Q: How many people can share a cow for qurbani?
A: Up to 7 people. Fewer than 7 is also permitted — the unused shares count as voluntary reward per Imam ash-Shafi’i. More than 7 is not permitted.

Q: Can I share a goat with my family?
A: No. A goat (or sheep) is one share for one person only. If multiple family members each need to perform qurbani, you need either multiple small animals or shares in a large animal.

Q: Is qurbani obligatory or just recommended?
A: It depends on your madhab. The Hanafi madhab holds qurbani is wajib (obligatory) for those meeting the zakat nisab threshold. The Shafi’i, Maliki, and Hanbali madhabs hold it’s Sunnah Mu’akkadah (strongly recommended but not strictly obligatory). If you can afford it, you should do it across all madhabs.

Q: When does qurbani need to be performed?
A: During the days of Eid al-Adha — 10th, 11th, and 12th of Dhu al-Hijjah (some madhabs include the 13th). The 10th, after Eid prayer, is best. For 2027, this is approximately Friday, May 14, 2027.
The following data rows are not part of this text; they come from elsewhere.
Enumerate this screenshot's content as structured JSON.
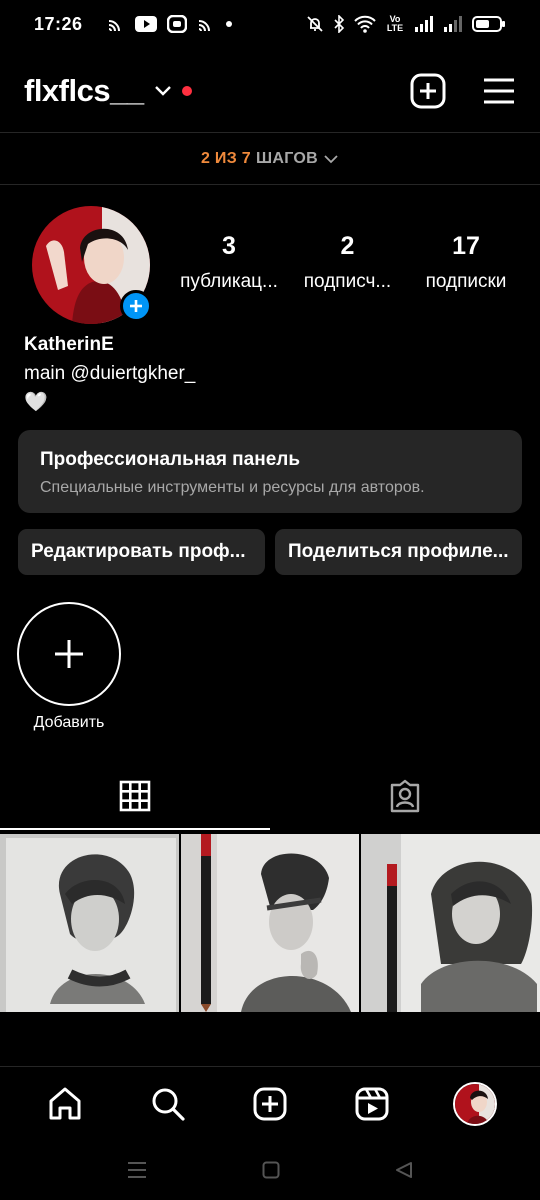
{
  "status_bar": {
    "time": "17:26",
    "left_icons": [
      "cast-icon",
      "youtube-icon",
      "vpn-icon",
      "cast-icon",
      "dot-icon"
    ],
    "right_icons": [
      "mute-icon",
      "bluetooth-icon",
      "wifi-icon",
      "volte-icon",
      "signal-icon",
      "signal-icon",
      "battery-icon"
    ],
    "volte_label": "Vo LTE"
  },
  "header": {
    "username": "flxflcs__",
    "has_notification_dot": true,
    "icons": [
      "chevron-down-icon",
      "new-post-icon",
      "menu-icon"
    ]
  },
  "steps": {
    "progress": "2 ИЗ 7",
    "label": "ШАГОВ"
  },
  "profile": {
    "stats": [
      {
        "value": "3",
        "label": "публикац..."
      },
      {
        "value": "2",
        "label": "подписч..."
      },
      {
        "value": "17",
        "label": "подписки"
      }
    ],
    "name": "KatherinE",
    "bio_line": "main @duiertgkher_",
    "bio_emoji": "🤍"
  },
  "pro_panel": {
    "title": "Профессиональная панель",
    "subtitle": "Специальные инструменты и ресурсы для авторов."
  },
  "buttons": {
    "edit": "Редактировать проф...",
    "share": "Поделиться профиле..."
  },
  "highlights": {
    "add_label": "Добавить"
  },
  "tabs": [
    "grid-icon",
    "tagged-icon"
  ],
  "posts": [
    {
      "kind": "pencil-portrait"
    },
    {
      "kind": "pencil-portrait-with-pencil"
    },
    {
      "kind": "pencil-portrait-with-pencil"
    }
  ],
  "bottom_nav": [
    "home-icon",
    "search-icon",
    "create-icon",
    "reels-icon",
    "profile-avatar"
  ],
  "colors": {
    "background": "#000000",
    "surface": "#262626",
    "accent_blue": "#0095f6",
    "notification_red": "#ff3040",
    "steps_orange": "#f08a3c",
    "muted_text": "#a8a8a8"
  }
}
Q: Can I do qurbani on behalf of someone who has passed away?
A: Yes. This is well-established and considered Sadaqah Jariyah (ongoing charity) for the deceased. Many people perform qurbani on behalf of deceased parents annually.

Q: How is the meat distributed?
A: Recommended: one-third for your household, one-third for relatives and friends, one-third for the poor and needy. This is recommended (mustahabb) not strictly obligatory. You can adjust proportions based on circumstances.

Q: What if the people in our group cow share have different intentions?
A: All shares must be for qurbani. Under the Hanafi position, if even one share is intended for non-qurbani purposes (e.g., just buying meat), the entire animal’s qurbani is invalidated. Confirm everyone’s intentions clearly before the slaughter.

Q: How old does the animal need to be?
A: Goat/sheep at least 1 year old (or a 6-month lamb that looks mature under Hanafi). Cow/buffalo at least 2 years. Camel at least 5 years. Check the animal’s age before purchase.